Bass disse a Dana Bash da CNN que era “infeliz” que os organizadores das Olimpíadas de Los Angeles apoiassem Wasserman em meio a revelações de que ele trocou e-mails obscenos com a traficante sexual condenada Ghislaine Maxwell há duas décadas.
Bass inicialmente se recusou a se posicionar sobre o drama em torno de Wasserman, dizendo há duas semanas que cabia ao conselho olímpico LA28 – a organização sem fins lucrativos por trás dos Jogos – decidir se o manteria.
Mas na segunda-feira Bass ofereceu uma nova perspectiva sobre o destino de Wasserman.
“Minha opinião é que ele deveria renunciar”, disse Bass. “Não é a opinião do conselho.”
Ela disse que “precisamos ver a liderança da LA28” e que seu trabalho é garantir que a cidade esteja “totalmente preparada” para os Jogos.
Wasserman já havia se desculpado por sua correspondência com Maxwell e expressou pesar por ter qualquer relacionamento com ela e Jeffrey Epstein. A troca ocorreu antes dos crimes de Maxwell serem descobertos e antes de ela ser condenada à prisão por solicitar a agressão sexual de adolescentes pelo financista Epstein.
Wasserman anunciou na semana passada que venderia sua empresa de esportes e entretenimento por causa da reação negativa à troca de e-mails.
O comitê executivo do conselho do LA28 anunciou na quarta-feira que revisou a conduta passada de Mogul e decidiu que, com base nos fatos e na “forte liderança” do jogo, ele deveria continuar a atuar como presidente do LA28.
O comitê executivo do LA28 – um subconjunto de seu conselho mais amplo de 35 membros – disse que “leva a sério as alegações de má conduta”.
A prefeita de Los Angeles, Karen Bass, segurando a bandeira olímpica, o presidente do LA28, Casey Wasserman, na frente à direita, e o skatista da equipe dos EUA Tate Caro, o segundo da esquerda, a mergulhadora Delaney Schnell, atrás à direita, e o jogador de vôlei Micah Ma, à direita, chegam a Los Angeles, 22 de agosto de 2011.
(Damian Dovarganes/Associated Press)
A reunião se reuniu na quarta-feira depois que o advogado externo O’Melveny & Myers LLP foi contratado para ajudar a revisar as interações de Wasserman com Epstein e Maxwell.

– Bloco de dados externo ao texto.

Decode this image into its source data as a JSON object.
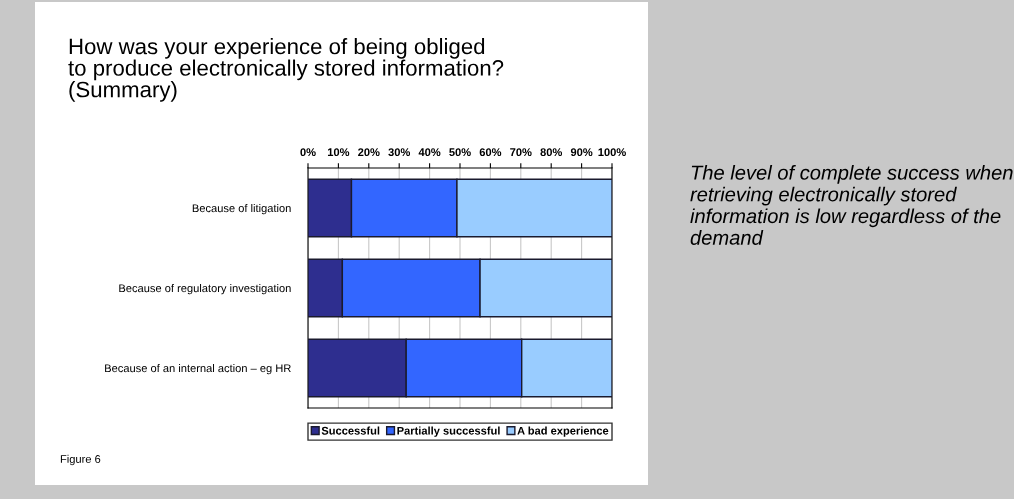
{
  "chart_data": {
    "type": "bar",
    "orientation": "horizontal",
    "stacked": true,
    "title": "How was your experience of being obliged\nto produce electronically stored information?\n(Summary)",
    "categories": [
      "Because of litigation",
      "Because of regulatory investigation",
      "Because of an internal action – eg HR"
    ],
    "series": [
      {
        "name": "Successful",
        "color": "#2e2e8f",
        "values": [
          14.3,
          11.3,
          32.3
        ]
      },
      {
        "name": "Partially successful",
        "color": "#3366ff",
        "values": [
          34.7,
          45.3,
          38.0
        ]
      },
      {
        "name": "A bad experience",
        "color": "#99ccff",
        "values": [
          51.0,
          43.4,
          29.7
        ]
      }
    ],
    "xlim": [
      0,
      100
    ],
    "xticks": [
      {
        "value": 0,
        "label": "0%"
      },
      {
        "value": 10,
        "label": "10%"
      },
      {
        "value": 20,
        "label": "20%"
      },
      {
        "value": 30,
        "label": "30%"
      },
      {
        "value": 40,
        "label": "40%"
      },
      {
        "value": 50,
        "label": "50%"
      },
      {
        "value": 60,
        "label": "60%"
      },
      {
        "value": 70,
        "label": "70%"
      },
      {
        "value": 80,
        "label": "80%"
      },
      {
        "value": 90,
        "label": "90%"
      },
      {
        "value": 100,
        "label": "100%"
      }
    ],
    "grid": "x",
    "legend": "bottom",
    "annotations": [
      "The level of complete success when retrieving electronically stored information is low regardless of the demand",
      "Figure 6"
    ]
  }
}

Wasserman, disse, cooperou totalmente com a revisão.
Os líderes olímpicos de LA ainda não revelaram quem faz parte do comitê. O escritório de Bass disse na semana passada que seus nomeados para o comitê executivo incluem o advogado de entretenimento Matt Johnson, o incorporador imobiliário Jim Lee e a líder sindical Yvonne Wheeler.

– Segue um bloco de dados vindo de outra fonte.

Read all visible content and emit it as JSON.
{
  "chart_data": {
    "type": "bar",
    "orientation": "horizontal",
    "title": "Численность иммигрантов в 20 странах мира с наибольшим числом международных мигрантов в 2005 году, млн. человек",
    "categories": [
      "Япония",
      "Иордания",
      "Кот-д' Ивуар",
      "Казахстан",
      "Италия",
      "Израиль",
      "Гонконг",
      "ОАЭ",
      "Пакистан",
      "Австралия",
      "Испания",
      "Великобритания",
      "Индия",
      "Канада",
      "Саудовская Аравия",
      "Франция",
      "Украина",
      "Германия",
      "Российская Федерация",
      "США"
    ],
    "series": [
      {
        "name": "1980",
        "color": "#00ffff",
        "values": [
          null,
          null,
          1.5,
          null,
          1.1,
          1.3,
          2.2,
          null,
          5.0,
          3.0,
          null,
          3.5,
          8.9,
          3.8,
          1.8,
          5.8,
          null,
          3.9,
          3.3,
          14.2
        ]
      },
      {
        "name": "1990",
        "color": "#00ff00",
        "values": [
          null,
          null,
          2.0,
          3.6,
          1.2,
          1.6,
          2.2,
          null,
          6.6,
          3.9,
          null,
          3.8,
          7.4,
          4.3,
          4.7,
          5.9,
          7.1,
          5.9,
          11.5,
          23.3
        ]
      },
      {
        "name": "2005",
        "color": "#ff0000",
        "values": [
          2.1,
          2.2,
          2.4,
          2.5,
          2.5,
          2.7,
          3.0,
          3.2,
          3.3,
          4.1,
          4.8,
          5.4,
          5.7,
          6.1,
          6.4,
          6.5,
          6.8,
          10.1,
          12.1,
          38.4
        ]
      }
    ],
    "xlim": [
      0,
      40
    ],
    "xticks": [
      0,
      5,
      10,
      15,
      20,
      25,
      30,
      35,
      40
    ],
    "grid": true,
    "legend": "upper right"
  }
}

Pelo menos 10 políticos da área de Los Angeles, incluindo um terço do Conselho Municipal de Los Angeles, pediram que Wasserman renunciasse ao cargo de presidente olímpico, com muitos argumentando que a mudança é uma distração.
O membro do conselho municipal, Nitya Raman, que está desafiando Bass na próxima corrida para prefeito, está entre os que pedem a destituição de Wasserman. Raman trabalhou anteriormente em uma organização de direitos das mulheres formada na sequência do movimento #MeToo antes de se tornar membro do conselho.

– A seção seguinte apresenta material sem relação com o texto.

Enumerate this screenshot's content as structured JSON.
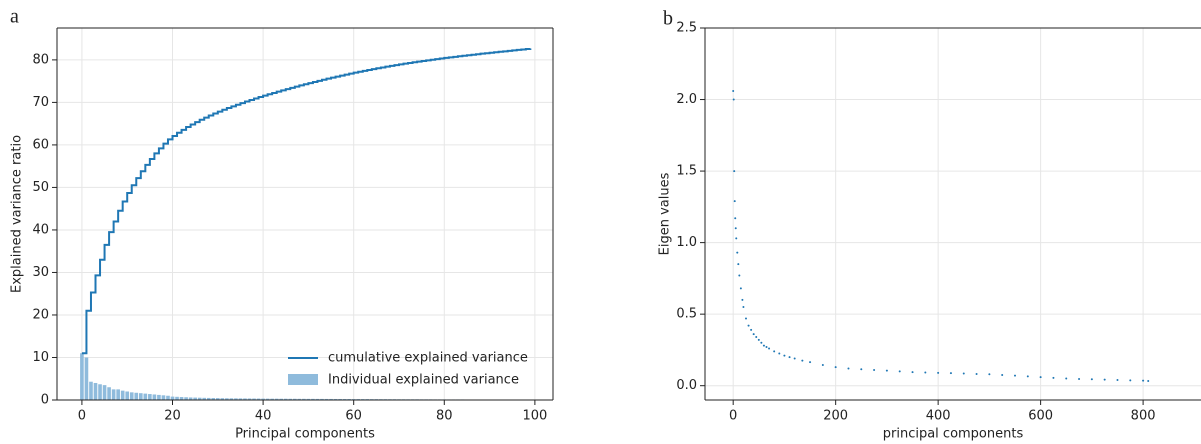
{
  "chart_data": [
    {
      "type": "bar-step",
      "panel_label": "a",
      "xlabel": "Principal components",
      "ylabel": "Explained variance ratio",
      "xlim": [
        -5.5,
        104
      ],
      "xticks": [
        0,
        20,
        40,
        60,
        80,
        100
      ],
      "ylim": [
        0,
        87.5
      ],
      "yticks": [
        0,
        10,
        20,
        30,
        40,
        50,
        60,
        70,
        80
      ],
      "grid": true,
      "legend": "lower right",
      "x": [
        0,
        1,
        2,
        3,
        4,
        5,
        6,
        7,
        8,
        9,
        10,
        11,
        12,
        13,
        14,
        15,
        16,
        17,
        18,
        19,
        20,
        21,
        22,
        23,
        24,
        25,
        26,
        27,
        28,
        29,
        30,
        31,
        32,
        33,
        34,
        35,
        36,
        37,
        38,
        39,
        40,
        41,
        42,
        43,
        44,
        45,
        46,
        47,
        48,
        49,
        50,
        51,
        52,
        53,
        54,
        55,
        56,
        57,
        58,
        59,
        60,
        61,
        62,
        63,
        64,
        65,
        66,
        67,
        68,
        69,
        70,
        71,
        72,
        73,
        74,
        75,
        76,
        77,
        78,
        79,
        80,
        81,
        82,
        83,
        84,
        85,
        86,
        87,
        88,
        89,
        90,
        91,
        92,
        93,
        94,
        95,
        96,
        97,
        98,
        99
      ],
      "series": [
        {
          "name": "cumulative explained variance",
          "kind": "step",
          "color": "#1f77b4",
          "values": [
            11,
            21,
            25.3,
            29.3,
            33,
            36.5,
            39.5,
            42,
            44.5,
            46.7,
            48.7,
            50.5,
            52.2,
            53.8,
            55.3,
            56.7,
            58,
            59.2,
            60.3,
            61.3,
            62.1,
            62.85,
            63.55,
            64.2,
            64.8,
            65.37,
            65.91,
            66.42,
            66.91,
            67.38,
            67.83,
            68.26,
            68.67,
            69.07,
            69.46,
            69.84,
            70.21,
            70.57,
            70.92,
            71.26,
            71.59,
            71.91,
            72.22,
            72.53,
            72.83,
            73.13,
            73.42,
            73.71,
            73.99,
            74.27,
            74.54,
            74.81,
            75.07,
            75.33,
            75.58,
            75.83,
            76.07,
            76.31,
            76.54,
            76.77,
            76.99,
            77.21,
            77.42,
            77.63,
            77.83,
            78.03,
            78.22,
            78.41,
            78.59,
            78.77,
            78.94,
            79.11,
            79.27,
            79.43,
            79.59,
            79.74,
            79.89,
            80.04,
            80.18,
            80.32,
            80.46,
            80.59,
            80.72,
            80.85,
            80.98,
            81.1,
            81.22,
            81.34,
            81.46,
            81.57,
            81.68,
            81.79,
            81.9,
            82.01,
            82.12,
            82.23,
            82.34,
            82.45,
            82.56,
            82.67
          ]
        },
        {
          "name": "Individual explained variance",
          "kind": "bar",
          "color": "#8fbbdc",
          "values": [
            11,
            10,
            4.3,
            4,
            3.7,
            3.5,
            3,
            2.5,
            2.5,
            2.2,
            2,
            1.8,
            1.7,
            1.6,
            1.5,
            1.4,
            1.3,
            1.2,
            1.1,
            1,
            0.8,
            0.75,
            0.7,
            0.65,
            0.6,
            0.57,
            0.54,
            0.51,
            0.49,
            0.47,
            0.45,
            0.43,
            0.41,
            0.4,
            0.39,
            0.38,
            0.37,
            0.36,
            0.35,
            0.34,
            0.33,
            0.32,
            0.31,
            0.31,
            0.3,
            0.3,
            0.29,
            0.29,
            0.28,
            0.28,
            0.27,
            0.27,
            0.26,
            0.26,
            0.25,
            0.25,
            0.24,
            0.24,
            0.23,
            0.23,
            0.22,
            0.22,
            0.21,
            0.21,
            0.2,
            0.2,
            0.19,
            0.19,
            0.18,
            0.18,
            0.17,
            0.17,
            0.16,
            0.16,
            0.16,
            0.15,
            0.15,
            0.15,
            0.14,
            0.14,
            0.14,
            0.13,
            0.13,
            0.13,
            0.13,
            0.12,
            0.12,
            0.12,
            0.12,
            0.11,
            0.11,
            0.11,
            0.11,
            0.11,
            0.11,
            0.11,
            0.11,
            0.11,
            0.11,
            0.11
          ]
        }
      ]
    },
    {
      "type": "scatter",
      "panel_label": "b",
      "xlabel": "principal components",
      "ylabel": "Eigen values",
      "xlim": [
        -55,
        913
      ],
      "xticks": [
        0,
        200,
        400,
        600,
        800
      ],
      "ylim": [
        -0.1,
        2.5
      ],
      "yticks": [
        0.0,
        0.5,
        1.0,
        1.5,
        2.0,
        2.5
      ],
      "grid": true,
      "color": "#1f77b4",
      "x": [
        0,
        1,
        2,
        3,
        4,
        5,
        6,
        8,
        10,
        12,
        15,
        18,
        20,
        25,
        30,
        35,
        40,
        45,
        50,
        55,
        60,
        65,
        70,
        80,
        90,
        100,
        110,
        120,
        135,
        150,
        175,
        200,
        225,
        250,
        275,
        300,
        325,
        350,
        375,
        400,
        425,
        450,
        475,
        500,
        525,
        550,
        575,
        600,
        625,
        650,
        675,
        700,
        725,
        750,
        775,
        800,
        810
      ],
      "values": [
        2.06,
        2.0,
        1.5,
        1.29,
        1.17,
        1.1,
        1.03,
        0.93,
        0.85,
        0.77,
        0.68,
        0.6,
        0.55,
        0.47,
        0.42,
        0.39,
        0.36,
        0.34,
        0.32,
        0.3,
        0.28,
        0.27,
        0.26,
        0.24,
        0.225,
        0.21,
        0.2,
        0.19,
        0.175,
        0.165,
        0.145,
        0.13,
        0.12,
        0.115,
        0.11,
        0.105,
        0.1,
        0.095,
        0.092,
        0.09,
        0.088,
        0.085,
        0.082,
        0.08,
        0.075,
        0.07,
        0.065,
        0.06,
        0.055,
        0.05,
        0.047,
        0.045,
        0.042,
        0.04,
        0.037,
        0.035,
        0.033
      ]
    }
  ]
}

Mesmo antes das revelações sobre os e-mails, Wasserman e alguns políticos de Los Angeles estavam preocupados que as deficiências financeiras na realização dos Jogos Olímpicos de Verão, avaliadas em 7 mil milhões de dólares, fossem cobertas pelos contribuintes locais.
As relações entre a cidade e a LA28 tornaram-se ainda mais tensas quando Correio DiárioUm tablóide britânico publicou alegações em 2024 de que Wasserman era um “trapaceiro em série” que trabalhava com jovens funcionárias. Wasserman, que se separou de sua esposa Laura em 2021, negou as acusações.
O ex-prefeito Eric Garcetti contratou Wasserman para comandar as Olimpíadas há mais de uma década.